# Questions about Systema....



## CNida (Nov 14, 2013)

I am interested in learning Systema, if I can possibly find a school around here. I have a couple of quick questions about the art, as I know next to nothing about it other than what Youtube shows, and for obvious reasons would not like to rely on that as a complete representation of what the art is about.

Does Systema focus on grappling while integrating some striking, or is it a striking art with some grappling elements tossed in?

Is there any sort of ranking system?

I've seen some knife and gun disarming techniques... Is there any instruction on the use of knives? Or blunt weapons?

It seems at least to be vaguely similar to Aikido in some respects. How do they compare?

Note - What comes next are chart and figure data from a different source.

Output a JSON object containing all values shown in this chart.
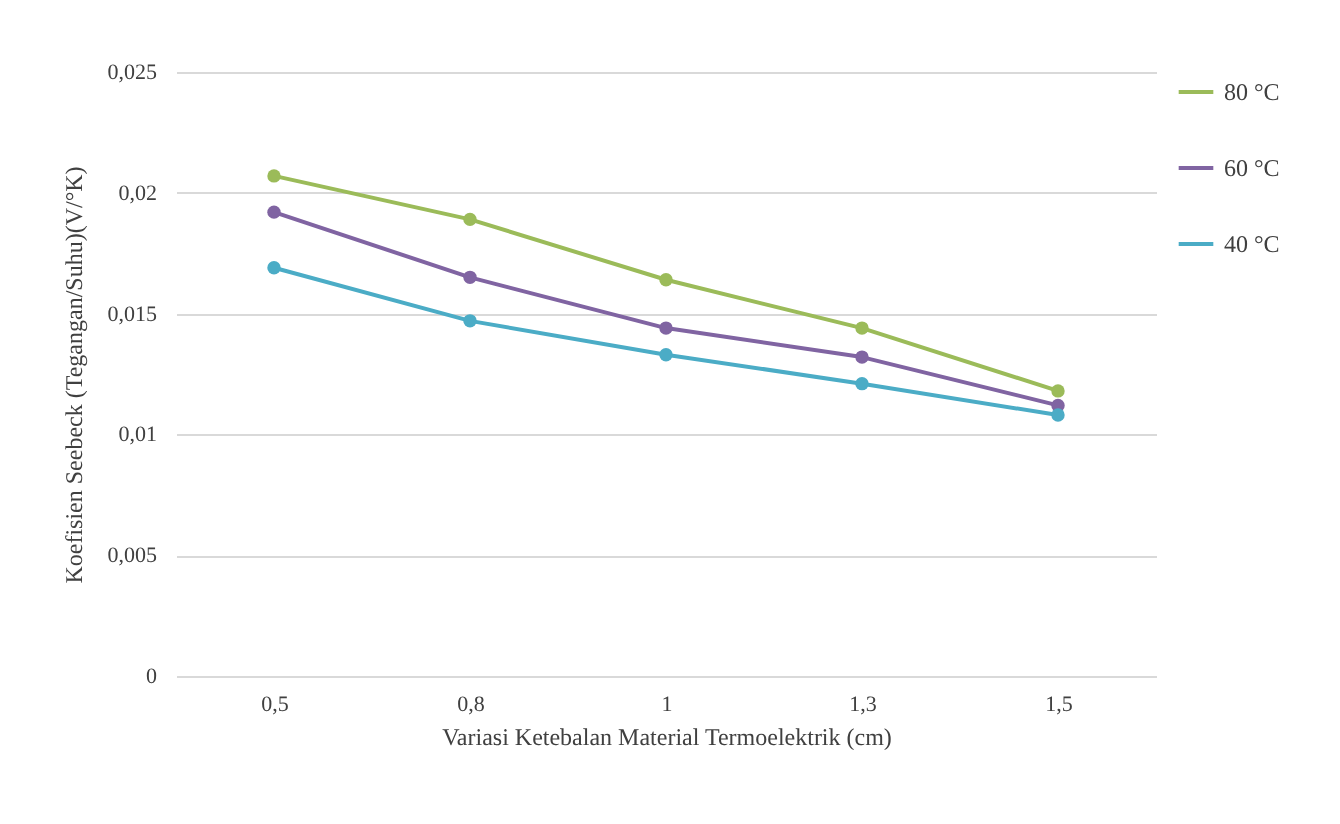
{
  "chart_data": {
    "type": "line",
    "xlabel": "Variasi Ketebalan Material Termoelektrik (cm)",
    "ylabel": "Koefisien Seebeck (Tegangan/Suhu)(V/°K)",
    "categories": [
      "0,5",
      "0,8",
      "1",
      "1,3",
      "1,5"
    ],
    "series": [
      {
        "name": "80 °C",
        "color": "#9bbb59",
        "values": [
          0.0207,
          0.0189,
          0.0164,
          0.0144,
          0.0118
        ]
      },
      {
        "name": "60 °C",
        "color": "#8064a2",
        "values": [
          0.0192,
          0.0165,
          0.0144,
          0.0132,
          0.0112
        ]
      },
      {
        "name": "40 °C",
        "color": "#4bacc6",
        "values": [
          0.0169,
          0.0147,
          0.0133,
          0.0121,
          0.0108
        ]
      }
    ],
    "ylim": [
      0,
      0.025
    ],
    "yticks": [
      0,
      {
        "value": 0.005,
        "label": "0,005"
      },
      {
        "value": 0.01,
        "label": "0,01"
      },
      {
        "value": 0.015,
        "label": "0,015"
      },
      {
        "value": 0.02,
        "label": "0,02"
      },
      {
        "value": 0.025,
        "label": "0,025"
      }
    ],
    "grid": "y",
    "legend": "right",
    "marker": "circle",
    "line_style": "solid"
  }
}
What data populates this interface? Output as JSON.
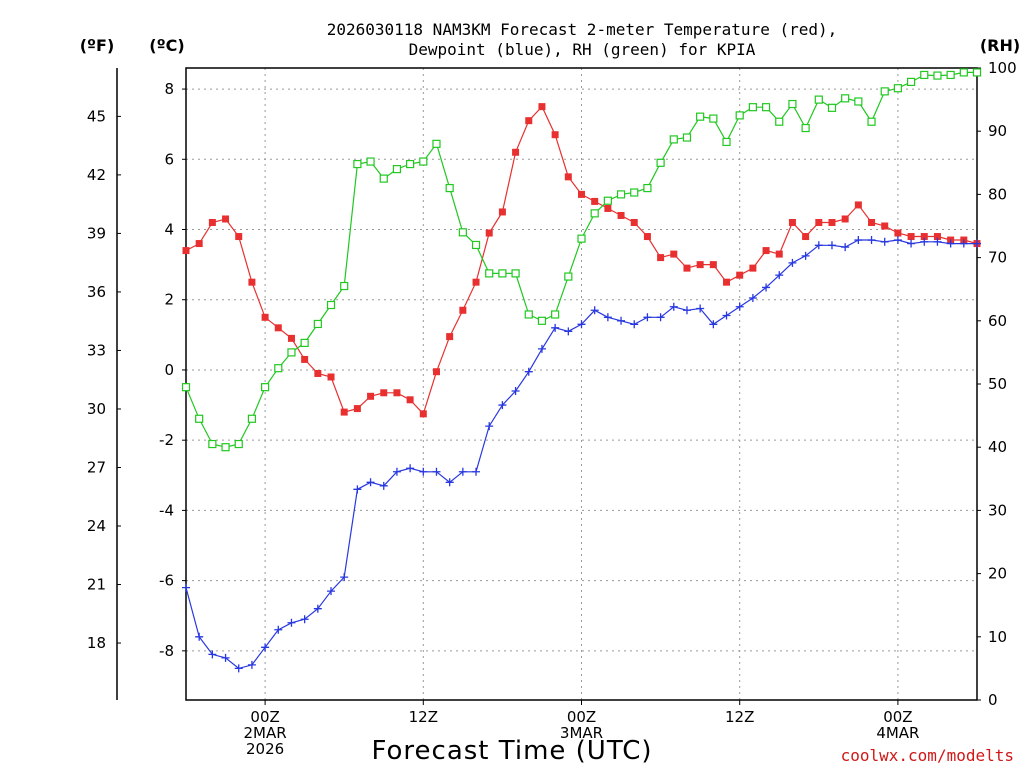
{
  "chart_data": {
    "type": "line",
    "title_line1": "2026030118 NAM3KM Forecast 2-meter Temperature (red),",
    "title_line2": "Dewpoint (blue), RH (green) for KPIA",
    "xlabel": "Forecast Time (UTC)",
    "credit": "coolwx.com/modelts",
    "units": {
      "fahrenheit": "(ºF)",
      "celsius": "(ºC)",
      "rh": "(RH)"
    },
    "x_unit": "forecast hour from 2026030118",
    "xlim": [
      0,
      60
    ],
    "x_ticks": [
      {
        "x": 6,
        "lines": [
          "00Z",
          "2MAR",
          "2026"
        ]
      },
      {
        "x": 18,
        "lines": [
          "12Z"
        ]
      },
      {
        "x": 30,
        "lines": [
          "00Z",
          "3MAR"
        ]
      },
      {
        "x": 42,
        "lines": [
          "12Z"
        ]
      },
      {
        "x": 54,
        "lines": [
          "00Z",
          "4MAR"
        ]
      }
    ],
    "celsius_axis": {
      "ylim": [
        -9.4,
        8.6
      ],
      "ticks": [
        -8,
        -6,
        -4,
        -2,
        0,
        2,
        4,
        6,
        8
      ]
    },
    "fahrenheit_axis": {
      "ticks": [
        18,
        21,
        24,
        27,
        30,
        33,
        36,
        39,
        42,
        45
      ]
    },
    "rh_axis": {
      "ylim": [
        0,
        100
      ],
      "ticks": [
        0,
        10,
        20,
        30,
        40,
        50,
        60,
        70,
        80,
        90,
        100
      ]
    },
    "x": [
      0,
      1,
      2,
      3,
      4,
      5,
      6,
      7,
      8,
      9,
      10,
      11,
      12,
      13,
      14,
      15,
      16,
      17,
      18,
      19,
      20,
      21,
      22,
      23,
      24,
      25,
      26,
      27,
      28,
      29,
      30,
      31,
      32,
      33,
      34,
      35,
      36,
      37,
      38,
      39,
      40,
      41,
      42,
      43,
      44,
      45,
      46,
      47,
      48,
      49,
      50,
      51,
      52,
      53,
      54,
      55,
      56,
      57,
      58,
      59,
      60
    ],
    "series": [
      {
        "name": "Temperature",
        "unit": "C",
        "color": "#e83030",
        "marker": "filled-square",
        "values": [
          3.4,
          3.6,
          4.2,
          4.3,
          3.8,
          2.5,
          1.5,
          1.2,
          0.9,
          0.3,
          -0.1,
          -0.2,
          -1.2,
          -1.1,
          -0.75,
          -0.65,
          -0.65,
          -0.85,
          -1.25,
          -0.05,
          0.95,
          1.7,
          2.5,
          3.9,
          4.5,
          6.2,
          7.1,
          7.5,
          6.7,
          5.5,
          5.0,
          4.8,
          4.6,
          4.4,
          4.2,
          3.8,
          3.2,
          3.3,
          2.9,
          3.0,
          3.0,
          2.5,
          2.7,
          2.9,
          3.4,
          3.3,
          4.2,
          3.8,
          4.2,
          4.2,
          4.3,
          4.7,
          4.2,
          4.1,
          3.9,
          3.8,
          3.8,
          3.8,
          3.7,
          3.7,
          3.6
        ]
      },
      {
        "name": "Dewpoint",
        "unit": "C",
        "color": "#2838e0",
        "marker": "plus",
        "values": [
          -6.2,
          -7.6,
          -8.1,
          -8.2,
          -8.5,
          -8.4,
          -7.9,
          -7.4,
          -7.2,
          -7.1,
          -6.8,
          -6.3,
          -5.9,
          -3.4,
          -3.2,
          -3.3,
          -2.9,
          -2.8,
          -2.9,
          -2.9,
          -3.2,
          -2.9,
          -2.9,
          -1.6,
          -1.0,
          -0.6,
          -0.05,
          0.6,
          1.2,
          1.1,
          1.3,
          1.7,
          1.5,
          1.4,
          1.3,
          1.5,
          1.5,
          1.8,
          1.7,
          1.75,
          1.3,
          1.55,
          1.8,
          2.05,
          2.35,
          2.7,
          3.05,
          3.25,
          3.55,
          3.55,
          3.5,
          3.7,
          3.7,
          3.65,
          3.7,
          3.6,
          3.65,
          3.65,
          3.6,
          3.6,
          3.6
        ]
      },
      {
        "name": "RH",
        "unit": "%",
        "color": "#20c820",
        "marker": "open-square",
        "values": [
          49.5,
          44.5,
          40.5,
          40,
          40.5,
          44.5,
          49.5,
          52.5,
          55,
          56.5,
          59.5,
          62.5,
          65.5,
          84.8,
          85.2,
          82.5,
          84,
          84.8,
          85.2,
          88,
          81,
          74,
          72,
          67.5,
          67.5,
          67.5,
          61,
          60,
          61,
          67,
          73,
          77,
          79,
          80,
          80.3,
          81,
          85,
          88.7,
          89,
          92.3,
          92,
          88.3,
          92.5,
          93.8,
          93.8,
          91.5,
          94.3,
          90.5,
          95,
          93.7,
          95.2,
          94.7,
          91.5,
          96.3,
          96.8,
          97.8,
          98.9,
          98.8,
          98.9,
          99.3,
          99.3
        ]
      }
    ]
  }
}
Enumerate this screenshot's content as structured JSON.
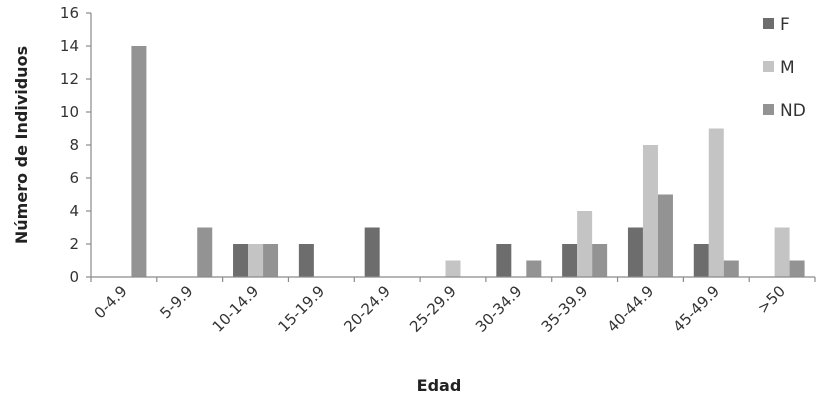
{
  "chart_data": {
    "type": "bar",
    "xlabel": "Edad",
    "ylabel": "Número de Individuos",
    "categories": [
      "0-4.9",
      "5-9.9",
      "10-14.9",
      "15-19.9",
      "20-24.9",
      "25-29.9",
      "30-34.9",
      "35-39.9",
      "40-44.9",
      "45-49.9",
      ">50"
    ],
    "series": [
      {
        "name": "F",
        "color": "#6d6d6d",
        "values": [
          0,
          0,
          2,
          2,
          3,
          0,
          2,
          2,
          3,
          2,
          0
        ]
      },
      {
        "name": "M",
        "color": "#c4c4c4",
        "values": [
          0,
          0,
          2,
          0,
          0,
          1,
          0,
          4,
          8,
          9,
          3
        ]
      },
      {
        "name": "ND",
        "color": "#939393",
        "values": [
          14,
          3,
          2,
          0,
          0,
          0,
          1,
          2,
          5,
          1,
          1
        ]
      }
    ],
    "ylim": [
      0,
      16
    ],
    "yticks": [
      0,
      2,
      4,
      6,
      8,
      10,
      12,
      14,
      16
    ],
    "legend_position": "right",
    "grid": false
  }
}
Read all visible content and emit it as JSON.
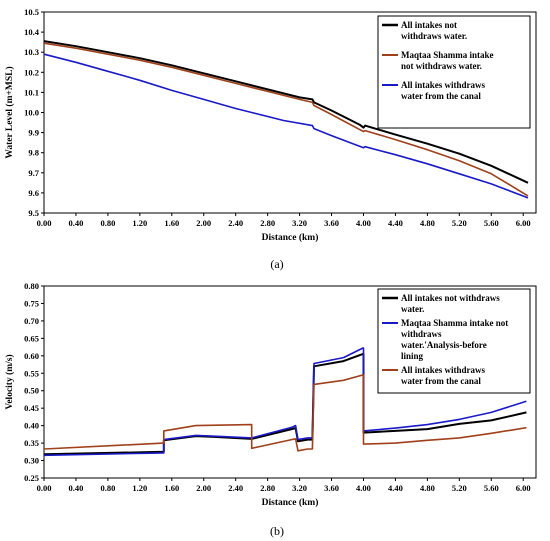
{
  "chart_data": [
    {
      "type": "line",
      "panel": "(a)",
      "xlabel": "Distance (km)",
      "ylabel": "Water Level (m+MSL)",
      "xlim": [
        0,
        6.16
      ],
      "ylim": [
        9.5,
        10.5
      ],
      "xticks": [
        "0.00",
        "0.40",
        "0.80",
        "1.20",
        "1.60",
        "2.00",
        "2.40",
        "2.80",
        "3.20",
        "3.60",
        "4.00",
        "4.40",
        "4.80",
        "5.20",
        "5.60",
        "6.00"
      ],
      "yticks": [
        "9.5",
        "9.6",
        "9.7",
        "9.8",
        "9.9",
        "10.0",
        "10.1",
        "10.2",
        "10.3",
        "10.4",
        "10.5"
      ],
      "legend_position": "top-right",
      "series": [
        {
          "name": "All intakes not withdraws water.",
          "color": "#000000",
          "points": [
            [
              0,
              10.355
            ],
            [
              0.4,
              10.33
            ],
            [
              0.8,
              10.3
            ],
            [
              1.2,
              10.27
            ],
            [
              1.6,
              10.235
            ],
            [
              2.0,
              10.195
            ],
            [
              2.4,
              10.155
            ],
            [
              2.8,
              10.115
            ],
            [
              3.2,
              10.075
            ],
            [
              3.36,
              10.065
            ],
            [
              3.38,
              10.05
            ],
            [
              3.6,
              10.01
            ],
            [
              3.95,
              9.94
            ],
            [
              4.0,
              9.925
            ],
            [
              4.02,
              9.935
            ],
            [
              4.4,
              9.89
            ],
            [
              4.8,
              9.845
            ],
            [
              5.2,
              9.795
            ],
            [
              5.6,
              9.735
            ],
            [
              6.06,
              9.65
            ]
          ]
        },
        {
          "name": "Maqtaa Shamma intake not withdraws water.",
          "color": "#a0401a",
          "points": [
            [
              0,
              10.345
            ],
            [
              0.4,
              10.32
            ],
            [
              0.8,
              10.29
            ],
            [
              1.2,
              10.26
            ],
            [
              1.6,
              10.225
            ],
            [
              2.0,
              10.185
            ],
            [
              2.4,
              10.145
            ],
            [
              2.8,
              10.105
            ],
            [
              3.2,
              10.065
            ],
            [
              3.36,
              10.05
            ],
            [
              3.38,
              10.035
            ],
            [
              3.6,
              9.99
            ],
            [
              4.0,
              9.905
            ],
            [
              4.02,
              9.91
            ],
            [
              4.4,
              9.865
            ],
            [
              4.8,
              9.815
            ],
            [
              5.2,
              9.76
            ],
            [
              5.6,
              9.695
            ],
            [
              6.06,
              9.585
            ]
          ]
        },
        {
          "name": "All intakes withdraws water from the canal",
          "color": "#1a1ac8",
          "points": [
            [
              0,
              10.29
            ],
            [
              0.4,
              10.25
            ],
            [
              0.8,
              10.205
            ],
            [
              1.2,
              10.16
            ],
            [
              1.6,
              10.11
            ],
            [
              2.0,
              10.065
            ],
            [
              2.4,
              10.02
            ],
            [
              2.6,
              10.0
            ],
            [
              3.0,
              9.96
            ],
            [
              3.36,
              9.935
            ],
            [
              3.38,
              9.92
            ],
            [
              3.6,
              9.885
            ],
            [
              4.0,
              9.825
            ],
            [
              4.02,
              9.83
            ],
            [
              4.4,
              9.79
            ],
            [
              4.8,
              9.745
            ],
            [
              5.2,
              9.695
            ],
            [
              5.6,
              9.645
            ],
            [
              6.06,
              9.575
            ]
          ]
        }
      ]
    },
    {
      "type": "line",
      "panel": "(b)",
      "xlabel": "Distance (km)",
      "ylabel": "Velocity (m/s)",
      "xlim": [
        0,
        6.16
      ],
      "ylim": [
        0.25,
        0.8
      ],
      "xticks": [
        "0.00",
        "0.40",
        "0.80",
        "1.20",
        "1.60",
        "2.00",
        "2.40",
        "2.80",
        "3.20",
        "3.60",
        "4.00",
        "4.40",
        "4.80",
        "5.20",
        "5.60",
        "6.00"
      ],
      "yticks": [
        "0.25",
        "0.30",
        "0.35",
        "0.40",
        "0.45",
        "0.50",
        "0.55",
        "0.60",
        "0.65",
        "0.70",
        "0.75",
        "0.80"
      ],
      "legend_position": "top-right",
      "series": [
        {
          "name": "All intakes not withdraws water.",
          "color": "#000000",
          "points": [
            [
              0,
              0.318
            ],
            [
              1.5,
              0.325
            ],
            [
              1.5,
              0.358
            ],
            [
              1.9,
              0.37
            ],
            [
              2.1,
              0.368
            ],
            [
              2.6,
              0.362
            ],
            [
              3.1,
              0.39
            ],
            [
              3.15,
              0.393
            ],
            [
              3.18,
              0.355
            ],
            [
              3.3,
              0.36
            ],
            [
              3.36,
              0.36
            ],
            [
              3.38,
              0.57
            ],
            [
              3.75,
              0.585
            ],
            [
              3.99,
              0.605
            ],
            [
              4.0,
              0.605
            ],
            [
              4.0,
              0.38
            ],
            [
              4.4,
              0.385
            ],
            [
              4.8,
              0.39
            ],
            [
              5.2,
              0.405
            ],
            [
              5.6,
              0.415
            ],
            [
              6.04,
              0.438
            ]
          ]
        },
        {
          "name": "Maqtaa Shamma intake not withdraws water.'Analysis-before lining",
          "color": "#1a1ac8",
          "points": [
            [
              0,
              0.315
            ],
            [
              1.5,
              0.322
            ],
            [
              1.5,
              0.36
            ],
            [
              1.9,
              0.372
            ],
            [
              2.1,
              0.37
            ],
            [
              2.6,
              0.365
            ],
            [
              3.1,
              0.395
            ],
            [
              3.15,
              0.4
            ],
            [
              3.18,
              0.36
            ],
            [
              3.3,
              0.365
            ],
            [
              3.36,
              0.365
            ],
            [
              3.38,
              0.578
            ],
            [
              3.75,
              0.595
            ],
            [
              3.99,
              0.622
            ],
            [
              4.0,
              0.622
            ],
            [
              4.0,
              0.385
            ],
            [
              4.4,
              0.393
            ],
            [
              4.8,
              0.403
            ],
            [
              5.2,
              0.418
            ],
            [
              5.6,
              0.438
            ],
            [
              6.04,
              0.47
            ]
          ]
        },
        {
          "name": "All intakes withdraws water from the canal",
          "color": "#a0401a",
          "points": [
            [
              0,
              0.333
            ],
            [
              1.5,
              0.35
            ],
            [
              1.5,
              0.385
            ],
            [
              1.9,
              0.4
            ],
            [
              2.6,
              0.403
            ],
            [
              2.6,
              0.335
            ],
            [
              3.1,
              0.36
            ],
            [
              3.15,
              0.362
            ],
            [
              3.18,
              0.328
            ],
            [
              3.3,
              0.333
            ],
            [
              3.36,
              0.333
            ],
            [
              3.38,
              0.518
            ],
            [
              3.75,
              0.53
            ],
            [
              3.99,
              0.545
            ],
            [
              4.0,
              0.545
            ],
            [
              4.0,
              0.347
            ],
            [
              4.4,
              0.35
            ],
            [
              4.8,
              0.358
            ],
            [
              5.2,
              0.365
            ],
            [
              5.6,
              0.378
            ],
            [
              6.04,
              0.394
            ]
          ]
        }
      ]
    }
  ]
}
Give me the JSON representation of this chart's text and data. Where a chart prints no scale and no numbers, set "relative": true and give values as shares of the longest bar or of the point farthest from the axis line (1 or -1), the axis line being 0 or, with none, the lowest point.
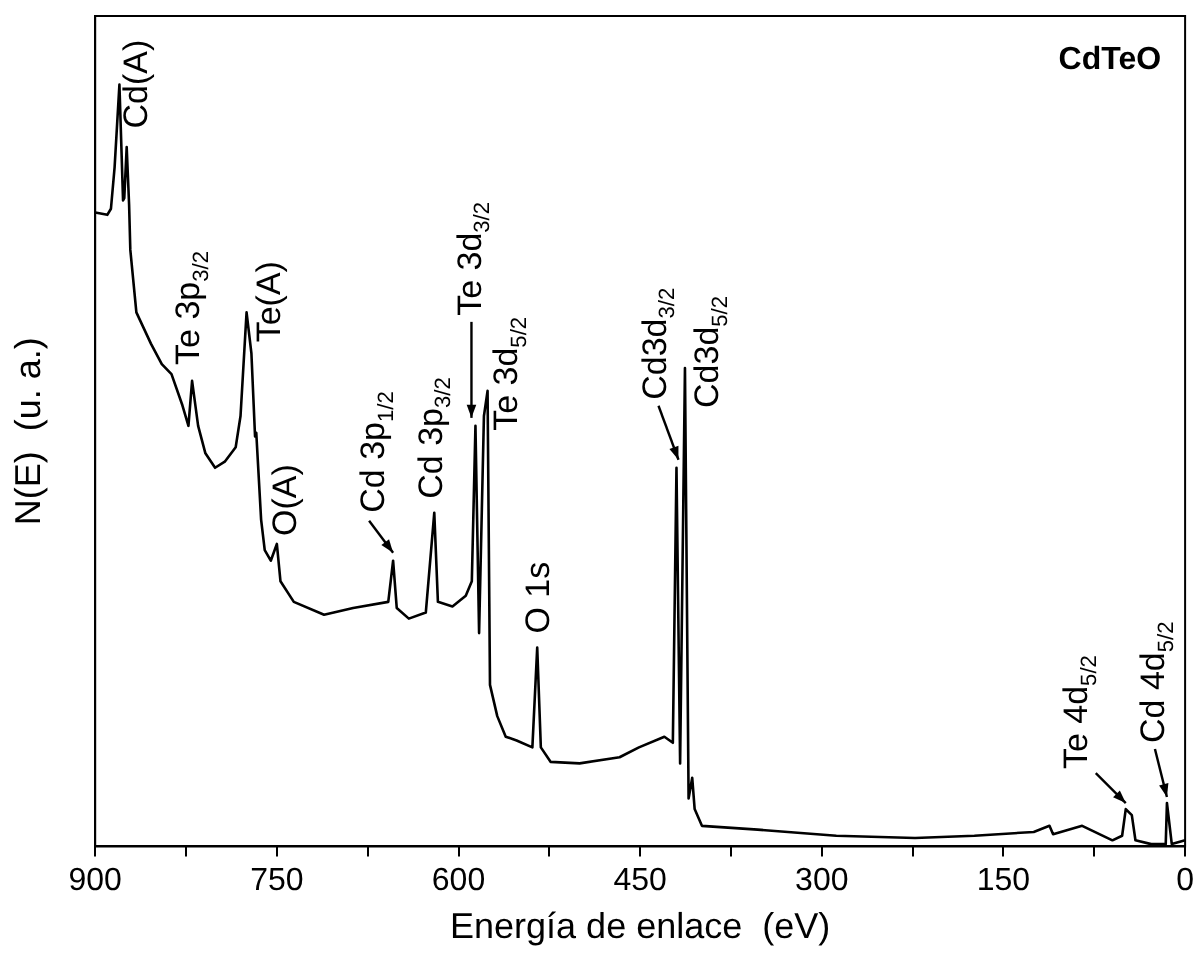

Does it teach ground fighting at all?


____________________________

"A man who has attained mastery of an art reveals it in his every action." - Anonymous


----------



## K-man (Nov 14, 2013)

CNida said:


> I am interested in learning Systema, if I can possibly find a school around here. I have a couple of quick questions about the art, as I know next to nothing about it other than what Youtube shows, and for obvious reasons would not like to rely on that as a complete representation of what the art is about.
> 
> Does Systema focus on grappling while integrating some striking, or is it a striking art with some grappling elements tossed in?
> 
> ...


Cheers! Go along and ask for a couple of introductory classes. Most places give the opportunity to try it first. Some get a bit keen and ask for some cash, but even then it's normally only a nominal amount.
:asian:


----------